Here, experience is irreplaceable and invaluable.

Over time, experienced manufacturers develop gut instincts that tell them to heed or ignore the formula. The formula is a guide, but the best designers will adlib if their instincts tell them to veer off track.

It is important for manufacturers to recognize where reality deviates from the underlying assumptions behind formulas and software. The truly experienced will use the science of welding to find a balance between these rigid formulas and their own intuition.

Addressing Weld Distortion

Once the team predicts the type and severity of weld distortion they are most likely to encounter, it is time to develop a minimization and mitigation strategy.

For some jobs, the solution is stress relief. In other cases, straightening or forming could get the best results. Maybe welders start with a formed shell diameter that is bigger than they need so it can shrink safely into tolerance as it is being welded together.
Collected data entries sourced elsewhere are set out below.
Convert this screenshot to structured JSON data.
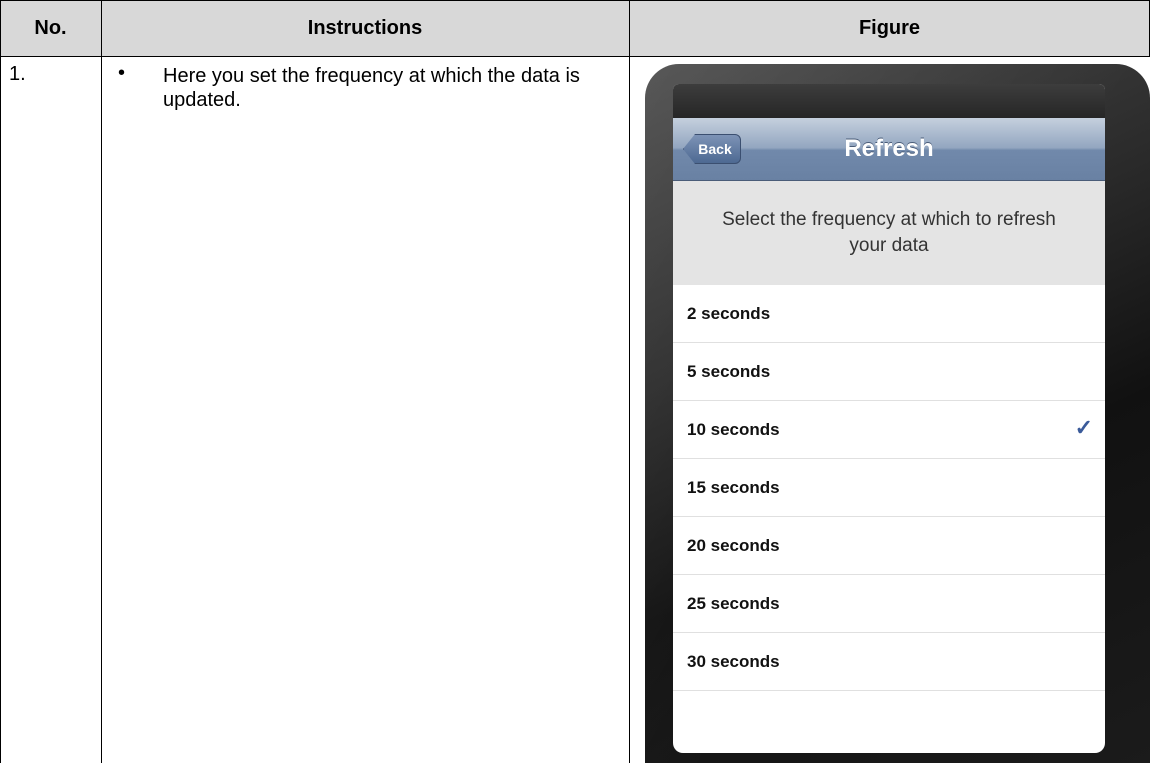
{
  "table": {
    "headers": [
      "No.",
      "Instructions",
      "Figure"
    ],
    "rows": [
      {
        "no": "1.",
        "bullet": "•",
        "instruction": "Here you set the frequency at which the data is updated."
      }
    ]
  },
  "device": {
    "nav": {
      "back_label": "Back",
      "title": "Refresh"
    },
    "description": "Select the frequency at which to refresh your data",
    "options": [
      {
        "label": "2 seconds",
        "selected": false
      },
      {
        "label": "5 seconds",
        "selected": false
      },
      {
        "label": "10 seconds",
        "selected": true
      },
      {
        "label": "15 seconds",
        "selected": false
      },
      {
        "label": "20 seconds",
        "selected": false
      },
      {
        "label": "25 seconds",
        "selected": false
      },
      {
        "label": "30 seconds",
        "selected": false
      }
    ],
    "check_glyph": "✓"
  },
  "colors": {
    "header_bg": "#d8d8d8",
    "nav_accent": "#6981a3",
    "check": "#3b5b9a"
  }
}
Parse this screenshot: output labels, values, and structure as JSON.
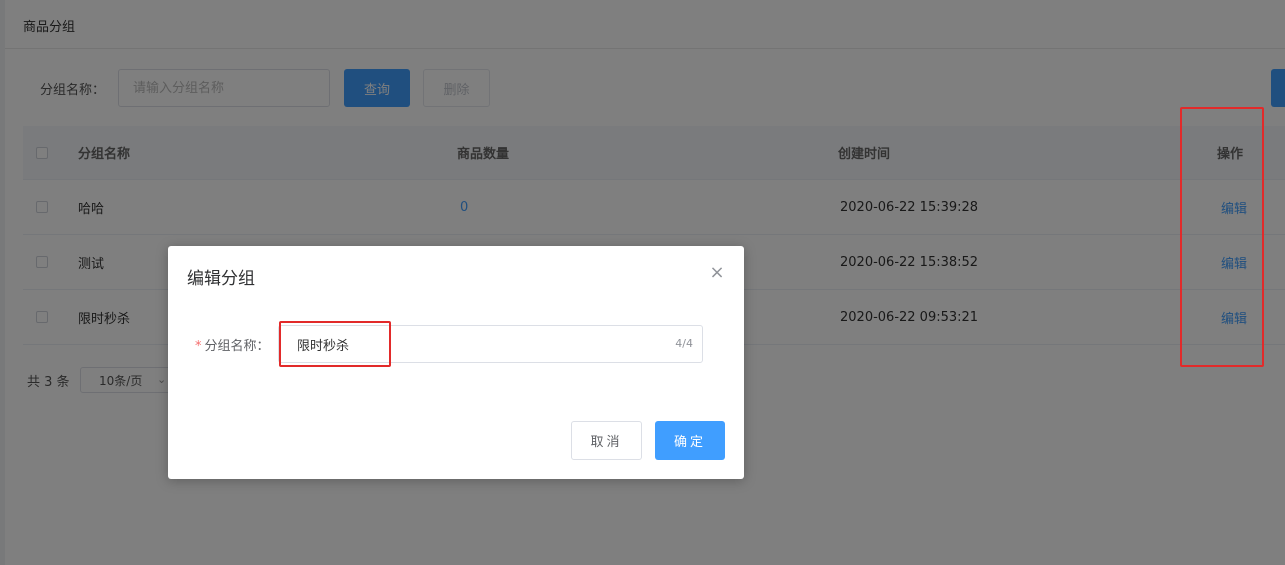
{
  "page": {
    "title": "商品分组"
  },
  "search": {
    "label": "分组名称：",
    "placeholder": "请输入分组名称",
    "query_label": "查询",
    "delete_label": "删除"
  },
  "table": {
    "columns": [
      "分组名称",
      "商品数量",
      "创建时间",
      "操作"
    ],
    "rows": [
      {
        "name": "哈哈",
        "count": "0",
        "created": "2020-06-22 15:39:28",
        "action": "编辑"
      },
      {
        "name": "测试",
        "count": "",
        "created": "2020-06-22 15:38:52",
        "action": "编辑"
      },
      {
        "name": "限时秒杀",
        "count": "",
        "created": "2020-06-22 09:53:21",
        "action": "编辑"
      }
    ]
  },
  "pagination": {
    "total": "共 3 条",
    "page_size": "10条/页"
  },
  "modal": {
    "title": "编辑分组",
    "close_icon": "close-icon",
    "field_label": "分组名称：",
    "required_mark": "*",
    "field_value": "限时秒杀",
    "char_count": "4/4",
    "cancel_label": "取消",
    "ok_label": "确定"
  },
  "colors": {
    "primary": "#409eff",
    "annotation_red": "#e22a2a",
    "required": "#f56c6c"
  }
}
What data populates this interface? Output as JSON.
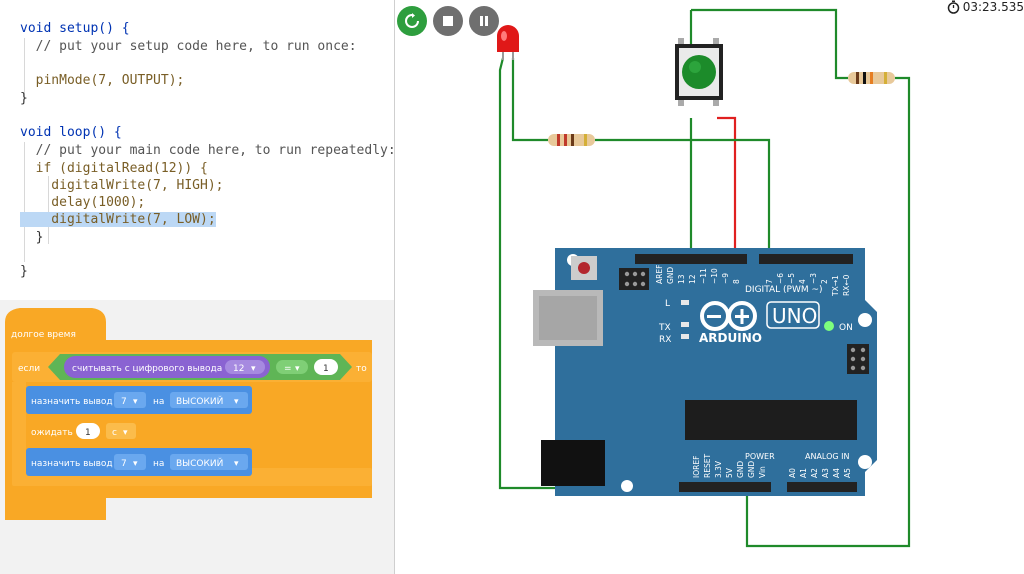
{
  "code": {
    "lines": [
      "void setup() {",
      "  // put your setup code here, to run once:",
      "",
      "  pinMode(7, OUTPUT);",
      "}",
      "",
      "void loop() {",
      "  // put your main code here, to run repeatedly:",
      "  if (digitalRead(12)) {",
      "    digitalWrite(7, HIGH);",
      "    delay(1000);",
      "    digitalWrite(7, LOW);",
      "  }",
      "",
      "}"
    ]
  },
  "blocks": {
    "forever_label": "долгое время",
    "if_label": "если",
    "read_label": "считывать с цифрового вывода",
    "read_pin": "12",
    "compare_op": "=",
    "compare_value": "1",
    "then_label": "то",
    "set1_label": "назначить вывод",
    "set1_pin": "7",
    "set1_to": "на",
    "set1_value": "ВЫСОКИЙ",
    "wait_label": "ожидать",
    "wait_value": "1",
    "wait_unit": "с",
    "set2_label": "назначить вывод",
    "set2_pin": "7",
    "set2_to": "на",
    "set2_value": "ВЫСОКИЙ"
  },
  "sim": {
    "timer": "03:23.535"
  },
  "board": {
    "uno_label": "UNO",
    "arduino_label": "ARDUINO",
    "on_label": "ON",
    "digital_label": "DIGITAL (PWM ~)",
    "tx_label": "TX",
    "rx_label": "RX",
    "l_label": "L",
    "power_label": "POWER",
    "analog_label": "ANALOG IN",
    "top_pins": [
      "AREF",
      "GND",
      "13",
      "12",
      "~11",
      "~10",
      "~9",
      "8",
      "7",
      "~6",
      "~5",
      "4",
      "~3",
      "2",
      "TX→1",
      "RX←0"
    ],
    "bottom_pins": [
      "IOREF",
      "RESET",
      "3.3V",
      "5V",
      "GND",
      "GND",
      "Vin"
    ],
    "analog_pins": [
      "A0",
      "A1",
      "A2",
      "A3",
      "A4",
      "A5"
    ]
  },
  "colors": {
    "board": "#2f6f9c",
    "block_orange": "#f9a825",
    "block_purple": "#8a63d2",
    "block_green": "#5fb556",
    "block_blue": "#4a90e2",
    "wire_green": "#1f8a2a",
    "wire_red": "#e02020"
  }
}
In many applications, it is best to simply start with extra material and then machine it away after welding is complete. In some instances, however, post-weld machining is not an option. Distortion prediction is most critical in these cases.

Any action should be taken with return on investment (ROI) in mind:

  • What is the ROI as it applies to the cost of mitigating weld distortion?
  • What techniques can be reasonably applied to get the most ROI for the amount of work put in?
  • What gives the customer the best value?

In other words, it is not worth adding $1,000 worth of fixturing to avoid spending $500 on post-weld machining.

When metal is welded, it can shrink, bend and distort. This distortion can ruin a project if a plan isn't in place to predict, prevent or mitigate it. The ability to predict and plan for weld distortion is so important that the best manufacturers teach it and conduct periodic training to keep everyone fresh and up to date. In the end, the most powerful tool in the war against weld distortion is experience.